The patient right at the centre of care
In the video in the previous post Gordon Brown says that he wants the 'patient right at the centre of care'. Dr Grumble has no difficulty with this mantra. No difficulty whatsoever. The patient is at the centre of care. It's obvious. Very obvious. It's what Dr Grumble was taught repeatedly from his first day as a clinical medical student. But Dr Grumble feels aggrieved. He is aggrieved because it's an affront that the prime minister feels the need to tell doctors this. It's an insult that Mr Brown seems to think that doctors do not put their patients at the centre of care.
On the other hand Dr Grumble has never really thought that those other than the healthcare professionals in the NHS thought the same way about patients. Doctors never wanted those sick A&E cases piled up on trolleys in the corridor. Doctors never wanted long waiting lists with patients or their relatives phoning daily to check they had not been forgotten. It's easier and nicer for all to run a quality service with patients' needs the focus. But the managers never cared. They never saw the problem. They were never there at night. Never there at the weekend. Never there dealing with distressed relatives. Never there when the trolleys were piling up. It's the managers who failed to put the patient first. Not the doctors. Not the nurses. And not any of the other NHS professionals. And it's the managers who are still failing our patients. Not that it's their fault as individuals. Quite often their hands are tied by government edicts.
Last week one of Dr Grumble's clinics was uncontrollably disorganised. It's a medical clinic. The slots allocated for a new patient are just 20 minutes long. That's OK. Dr Grumble puts in patients that are clearly the simpler cases - cases he knows he can deal with speedily. For the more difficult cases he has other clinics with bigger slots. Enter the Wicked Witch - Choose and Book. Sounds wonderful. Works dreadfully. Unfortunately patients now have control of which slots they go into. Sounds good. Patient choice. But patients do not know how long Dr Grumble needs to deal with their particular problem. Patient choice is not at all the same as focussing on patients' needs. In the old days it was so easy. The GP wrote a thing called a letter. Dr Grumble read it and, putting the patient at the centre of his decision making, allocated the patient to the best clinic for their needs. If it wasn't convenient the patient could use a thing called a telephone and change it. But now, the government's C&B edict, the patients turn up in a Martini style - any place, anywhere, any time. Others have similar problems. It's not putting the patient at the centre. It's putting government initiatives at the centre. Mr Brown needs to learn from his own mantra.
Another example from last week shows the inflexibility of Choose and Book. What happened was this. A lady chose and booked into one of Dr Grumble's clinics. Whether it was the best clinic for her or not is immaterial because the patient had a domestic crisis and she couldn't come. So, helpfully, she phoned the receptionist to rearrange her appointment. Sensible you might think. But no. The patient had chosen and booked. Only she has the password to Choose and Book. The hospital cannot, apparently, change the appointment. That, anyway, is what Dr Grumble has been told.

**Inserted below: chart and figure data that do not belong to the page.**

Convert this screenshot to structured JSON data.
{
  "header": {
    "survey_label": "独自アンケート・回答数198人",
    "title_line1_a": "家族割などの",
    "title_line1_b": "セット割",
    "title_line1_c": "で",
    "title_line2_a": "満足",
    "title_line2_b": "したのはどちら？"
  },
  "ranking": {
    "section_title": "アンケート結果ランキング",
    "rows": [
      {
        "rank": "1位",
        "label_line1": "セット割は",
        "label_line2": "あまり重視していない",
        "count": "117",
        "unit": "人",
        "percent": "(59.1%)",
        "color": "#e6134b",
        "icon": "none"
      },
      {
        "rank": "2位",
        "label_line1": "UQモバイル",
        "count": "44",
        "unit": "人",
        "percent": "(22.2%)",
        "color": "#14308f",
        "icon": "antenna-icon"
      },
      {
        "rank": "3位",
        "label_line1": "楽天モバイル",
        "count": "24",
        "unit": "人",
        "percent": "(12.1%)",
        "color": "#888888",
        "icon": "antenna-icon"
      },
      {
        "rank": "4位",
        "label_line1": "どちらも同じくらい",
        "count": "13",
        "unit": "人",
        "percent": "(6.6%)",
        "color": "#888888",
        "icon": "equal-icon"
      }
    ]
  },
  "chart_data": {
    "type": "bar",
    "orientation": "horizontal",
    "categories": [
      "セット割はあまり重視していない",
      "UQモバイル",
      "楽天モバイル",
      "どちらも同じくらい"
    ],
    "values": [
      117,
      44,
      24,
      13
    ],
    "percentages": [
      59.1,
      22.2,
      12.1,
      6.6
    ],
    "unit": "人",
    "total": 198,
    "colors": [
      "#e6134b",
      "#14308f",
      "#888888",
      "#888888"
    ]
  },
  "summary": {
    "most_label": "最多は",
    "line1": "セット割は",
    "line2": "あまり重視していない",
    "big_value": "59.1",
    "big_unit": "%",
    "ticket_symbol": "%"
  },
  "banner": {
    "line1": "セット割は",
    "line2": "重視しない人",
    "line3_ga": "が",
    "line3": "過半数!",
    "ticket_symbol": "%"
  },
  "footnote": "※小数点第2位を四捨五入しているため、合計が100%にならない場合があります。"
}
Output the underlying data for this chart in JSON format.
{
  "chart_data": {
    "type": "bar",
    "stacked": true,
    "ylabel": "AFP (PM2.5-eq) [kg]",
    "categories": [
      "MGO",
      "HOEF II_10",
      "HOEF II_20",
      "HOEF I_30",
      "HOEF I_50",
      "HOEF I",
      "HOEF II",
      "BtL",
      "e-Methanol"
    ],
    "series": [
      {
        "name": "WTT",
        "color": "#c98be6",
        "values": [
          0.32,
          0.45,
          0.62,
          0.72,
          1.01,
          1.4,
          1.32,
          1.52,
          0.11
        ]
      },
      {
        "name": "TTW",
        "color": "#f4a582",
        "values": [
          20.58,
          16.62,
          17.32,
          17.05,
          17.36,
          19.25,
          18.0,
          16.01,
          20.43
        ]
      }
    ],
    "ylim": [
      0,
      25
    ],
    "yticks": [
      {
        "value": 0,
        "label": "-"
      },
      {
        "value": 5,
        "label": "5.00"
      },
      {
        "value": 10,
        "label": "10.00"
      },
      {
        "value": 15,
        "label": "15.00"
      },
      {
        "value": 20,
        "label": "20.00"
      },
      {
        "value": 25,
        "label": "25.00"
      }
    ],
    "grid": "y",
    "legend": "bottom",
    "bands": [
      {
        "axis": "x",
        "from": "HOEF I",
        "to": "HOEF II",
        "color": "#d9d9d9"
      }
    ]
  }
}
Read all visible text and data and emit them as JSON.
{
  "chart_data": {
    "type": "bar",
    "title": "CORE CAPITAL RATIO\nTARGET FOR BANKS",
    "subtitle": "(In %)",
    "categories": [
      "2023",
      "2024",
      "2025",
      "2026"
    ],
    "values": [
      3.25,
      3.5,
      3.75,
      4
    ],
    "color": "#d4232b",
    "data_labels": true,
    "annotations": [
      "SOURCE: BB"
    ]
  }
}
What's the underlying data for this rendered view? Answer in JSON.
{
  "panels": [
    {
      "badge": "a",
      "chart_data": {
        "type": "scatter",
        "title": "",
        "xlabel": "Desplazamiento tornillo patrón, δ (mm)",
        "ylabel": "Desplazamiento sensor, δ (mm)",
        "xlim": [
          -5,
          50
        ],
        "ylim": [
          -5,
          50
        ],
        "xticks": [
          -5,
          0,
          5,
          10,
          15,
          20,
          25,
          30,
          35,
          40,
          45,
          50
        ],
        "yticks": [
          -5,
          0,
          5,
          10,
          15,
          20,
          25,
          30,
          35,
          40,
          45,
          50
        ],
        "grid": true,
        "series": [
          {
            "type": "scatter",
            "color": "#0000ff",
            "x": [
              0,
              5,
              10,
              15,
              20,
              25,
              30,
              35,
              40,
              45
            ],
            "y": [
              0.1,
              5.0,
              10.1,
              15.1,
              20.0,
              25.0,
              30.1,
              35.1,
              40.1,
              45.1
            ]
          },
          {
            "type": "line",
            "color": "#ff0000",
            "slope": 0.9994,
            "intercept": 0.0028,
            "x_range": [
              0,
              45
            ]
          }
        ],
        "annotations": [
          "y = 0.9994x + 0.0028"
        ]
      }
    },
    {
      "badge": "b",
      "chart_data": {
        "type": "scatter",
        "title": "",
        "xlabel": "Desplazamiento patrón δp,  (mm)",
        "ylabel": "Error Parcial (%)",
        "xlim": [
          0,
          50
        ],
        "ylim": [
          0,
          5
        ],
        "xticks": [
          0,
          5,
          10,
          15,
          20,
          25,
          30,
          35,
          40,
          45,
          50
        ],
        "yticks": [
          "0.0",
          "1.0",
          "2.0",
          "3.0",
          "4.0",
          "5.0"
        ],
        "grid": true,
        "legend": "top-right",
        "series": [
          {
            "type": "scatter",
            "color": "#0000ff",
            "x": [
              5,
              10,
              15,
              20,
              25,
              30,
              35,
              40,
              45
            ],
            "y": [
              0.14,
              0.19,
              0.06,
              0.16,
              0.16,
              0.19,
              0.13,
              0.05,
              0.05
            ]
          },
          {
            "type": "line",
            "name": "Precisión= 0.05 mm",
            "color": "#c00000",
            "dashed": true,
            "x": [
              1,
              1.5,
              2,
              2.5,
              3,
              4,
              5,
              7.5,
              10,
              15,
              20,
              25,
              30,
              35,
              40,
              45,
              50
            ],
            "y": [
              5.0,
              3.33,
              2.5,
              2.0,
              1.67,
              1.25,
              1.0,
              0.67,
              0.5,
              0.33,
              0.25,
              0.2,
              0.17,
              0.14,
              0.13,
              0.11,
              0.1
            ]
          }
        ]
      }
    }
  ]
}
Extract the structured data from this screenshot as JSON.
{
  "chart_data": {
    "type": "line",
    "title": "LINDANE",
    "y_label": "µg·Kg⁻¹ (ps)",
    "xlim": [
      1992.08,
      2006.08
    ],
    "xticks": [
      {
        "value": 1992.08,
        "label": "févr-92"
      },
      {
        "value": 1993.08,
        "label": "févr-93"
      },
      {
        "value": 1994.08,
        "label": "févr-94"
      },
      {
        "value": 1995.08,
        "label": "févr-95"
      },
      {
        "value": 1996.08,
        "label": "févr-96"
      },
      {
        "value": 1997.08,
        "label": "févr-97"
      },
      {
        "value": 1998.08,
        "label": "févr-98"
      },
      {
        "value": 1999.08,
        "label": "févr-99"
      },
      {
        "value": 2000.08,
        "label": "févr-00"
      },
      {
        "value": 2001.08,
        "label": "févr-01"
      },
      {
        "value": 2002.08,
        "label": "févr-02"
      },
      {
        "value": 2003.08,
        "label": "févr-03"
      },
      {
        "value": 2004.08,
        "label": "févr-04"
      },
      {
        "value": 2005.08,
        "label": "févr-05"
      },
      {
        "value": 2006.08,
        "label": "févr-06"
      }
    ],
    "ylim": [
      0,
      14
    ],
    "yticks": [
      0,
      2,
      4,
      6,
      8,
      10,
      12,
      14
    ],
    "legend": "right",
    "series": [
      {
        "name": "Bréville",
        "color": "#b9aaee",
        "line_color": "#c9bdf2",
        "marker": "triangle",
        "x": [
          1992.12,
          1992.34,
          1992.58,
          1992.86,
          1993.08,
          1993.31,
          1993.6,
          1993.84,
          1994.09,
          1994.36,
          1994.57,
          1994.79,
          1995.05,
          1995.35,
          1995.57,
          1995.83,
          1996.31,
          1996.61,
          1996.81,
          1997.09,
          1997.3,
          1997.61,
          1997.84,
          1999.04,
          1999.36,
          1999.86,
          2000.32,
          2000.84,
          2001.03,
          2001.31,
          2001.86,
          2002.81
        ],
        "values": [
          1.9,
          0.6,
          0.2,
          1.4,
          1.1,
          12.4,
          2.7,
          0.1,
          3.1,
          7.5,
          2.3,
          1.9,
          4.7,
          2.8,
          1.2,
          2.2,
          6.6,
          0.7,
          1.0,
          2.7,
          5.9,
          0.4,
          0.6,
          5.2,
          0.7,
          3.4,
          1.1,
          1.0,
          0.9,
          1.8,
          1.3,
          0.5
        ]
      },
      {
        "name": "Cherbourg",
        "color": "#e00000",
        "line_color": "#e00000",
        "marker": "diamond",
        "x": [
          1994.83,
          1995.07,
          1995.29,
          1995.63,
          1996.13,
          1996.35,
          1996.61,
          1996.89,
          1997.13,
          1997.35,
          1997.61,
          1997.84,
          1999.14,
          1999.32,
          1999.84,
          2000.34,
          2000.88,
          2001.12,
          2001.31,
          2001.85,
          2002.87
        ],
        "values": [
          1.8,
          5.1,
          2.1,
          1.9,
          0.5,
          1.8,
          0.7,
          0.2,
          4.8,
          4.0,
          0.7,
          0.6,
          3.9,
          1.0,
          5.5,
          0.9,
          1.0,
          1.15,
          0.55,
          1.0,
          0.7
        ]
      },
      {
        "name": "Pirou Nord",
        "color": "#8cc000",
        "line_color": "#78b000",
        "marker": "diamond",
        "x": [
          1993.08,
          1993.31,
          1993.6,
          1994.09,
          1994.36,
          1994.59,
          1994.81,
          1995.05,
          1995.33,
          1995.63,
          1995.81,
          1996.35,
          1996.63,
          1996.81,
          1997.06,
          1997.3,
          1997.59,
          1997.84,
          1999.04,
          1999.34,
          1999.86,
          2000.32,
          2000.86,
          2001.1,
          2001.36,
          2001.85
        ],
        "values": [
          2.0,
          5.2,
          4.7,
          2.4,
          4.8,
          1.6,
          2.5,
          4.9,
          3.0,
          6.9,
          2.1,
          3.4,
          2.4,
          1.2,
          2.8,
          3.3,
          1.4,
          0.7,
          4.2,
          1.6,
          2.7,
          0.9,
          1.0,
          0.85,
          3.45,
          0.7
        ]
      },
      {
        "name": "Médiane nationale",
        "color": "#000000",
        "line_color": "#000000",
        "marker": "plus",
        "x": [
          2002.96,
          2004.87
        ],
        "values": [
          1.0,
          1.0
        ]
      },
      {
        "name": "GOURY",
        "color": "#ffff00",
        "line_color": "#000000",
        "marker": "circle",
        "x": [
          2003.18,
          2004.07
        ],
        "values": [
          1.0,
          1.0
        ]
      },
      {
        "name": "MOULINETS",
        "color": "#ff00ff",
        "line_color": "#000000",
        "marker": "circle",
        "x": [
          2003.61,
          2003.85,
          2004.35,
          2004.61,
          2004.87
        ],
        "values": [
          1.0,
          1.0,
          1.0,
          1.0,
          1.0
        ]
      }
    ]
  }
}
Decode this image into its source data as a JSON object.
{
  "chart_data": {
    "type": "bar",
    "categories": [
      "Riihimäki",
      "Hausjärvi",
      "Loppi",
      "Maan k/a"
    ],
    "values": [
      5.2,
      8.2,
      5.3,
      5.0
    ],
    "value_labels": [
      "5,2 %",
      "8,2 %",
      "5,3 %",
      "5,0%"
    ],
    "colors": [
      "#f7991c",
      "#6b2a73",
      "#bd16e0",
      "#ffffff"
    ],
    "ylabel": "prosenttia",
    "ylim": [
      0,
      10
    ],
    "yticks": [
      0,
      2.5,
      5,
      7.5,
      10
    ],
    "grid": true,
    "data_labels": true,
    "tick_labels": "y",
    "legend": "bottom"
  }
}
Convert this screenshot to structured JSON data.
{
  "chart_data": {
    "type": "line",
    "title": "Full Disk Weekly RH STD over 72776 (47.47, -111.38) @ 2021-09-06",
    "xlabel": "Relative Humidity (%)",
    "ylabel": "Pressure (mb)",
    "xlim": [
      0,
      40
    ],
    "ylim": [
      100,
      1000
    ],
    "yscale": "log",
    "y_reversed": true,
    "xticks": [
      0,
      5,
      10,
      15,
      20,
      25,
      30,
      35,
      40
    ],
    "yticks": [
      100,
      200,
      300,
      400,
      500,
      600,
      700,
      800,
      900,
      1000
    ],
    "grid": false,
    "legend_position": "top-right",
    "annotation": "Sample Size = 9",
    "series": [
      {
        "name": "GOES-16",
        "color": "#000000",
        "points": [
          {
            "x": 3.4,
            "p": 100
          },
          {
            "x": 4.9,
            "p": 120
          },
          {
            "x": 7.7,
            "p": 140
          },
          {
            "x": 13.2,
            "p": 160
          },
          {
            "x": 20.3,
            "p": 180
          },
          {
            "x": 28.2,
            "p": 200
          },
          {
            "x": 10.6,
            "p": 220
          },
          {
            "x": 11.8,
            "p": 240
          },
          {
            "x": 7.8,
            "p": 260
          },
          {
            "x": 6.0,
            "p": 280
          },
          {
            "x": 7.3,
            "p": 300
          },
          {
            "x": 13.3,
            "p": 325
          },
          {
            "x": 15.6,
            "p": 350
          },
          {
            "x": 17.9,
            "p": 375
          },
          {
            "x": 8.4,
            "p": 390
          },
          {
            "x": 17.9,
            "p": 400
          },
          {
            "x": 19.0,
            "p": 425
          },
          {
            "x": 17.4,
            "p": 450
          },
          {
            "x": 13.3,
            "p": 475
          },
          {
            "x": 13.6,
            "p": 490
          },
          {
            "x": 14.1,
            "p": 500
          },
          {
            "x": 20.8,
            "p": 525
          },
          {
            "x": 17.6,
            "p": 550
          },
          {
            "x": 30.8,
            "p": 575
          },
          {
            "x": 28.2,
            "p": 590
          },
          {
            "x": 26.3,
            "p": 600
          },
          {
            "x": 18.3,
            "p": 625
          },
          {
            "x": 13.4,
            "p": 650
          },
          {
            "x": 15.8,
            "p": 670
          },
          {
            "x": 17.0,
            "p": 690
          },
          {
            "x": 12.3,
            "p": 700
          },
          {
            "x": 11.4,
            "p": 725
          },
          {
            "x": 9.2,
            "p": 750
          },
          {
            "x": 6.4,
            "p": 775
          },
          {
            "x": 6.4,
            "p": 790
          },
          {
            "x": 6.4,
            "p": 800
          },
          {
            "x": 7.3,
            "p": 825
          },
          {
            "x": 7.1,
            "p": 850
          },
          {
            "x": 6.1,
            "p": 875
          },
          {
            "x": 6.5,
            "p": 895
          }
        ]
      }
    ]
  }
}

Dr Grumble thinks that this poor patient who had a domestic crisis and in the midst of it all made the effort to phone the hospital is stuffed. She will probably have to start the whole process again. Dr Grumble doesn't actually know. He has, though, written a letter to her GP suggesting (and one hopes this isn't NHS sacrilege) that, yes, a referral letter is sent so that Dr Grumble can rectify this. Dr Grumble you see is no longer empowered to send her another appointment. That is just not allowed. Another edict. How's that for patient centred care? The patient is hardly likely to see this as putting her at the centre. And the poor GP will have to produce a letter. The GP will understand that Dr Grumble is not just being difficult. The hapless patient may well not.
Whoever dreamed up Choose and Book failed to realise that a hospital appointment is not quite like booking a flight. That's because the government takes advice not from health service professionals who know but from convincing management consultants who don't know but have a degree in, well, anything at all. Or maybe even nothing.
Of course, in case you don't know, Choose and Book is not much to do with giving patients what they need. It's about giving the government what it needs. And the government needs some way of getting patients to go to providers outside the NHS. It's all about back door privatisation. And the mechanism is patient choice and Choose and Book. It's not about patients. It's about government.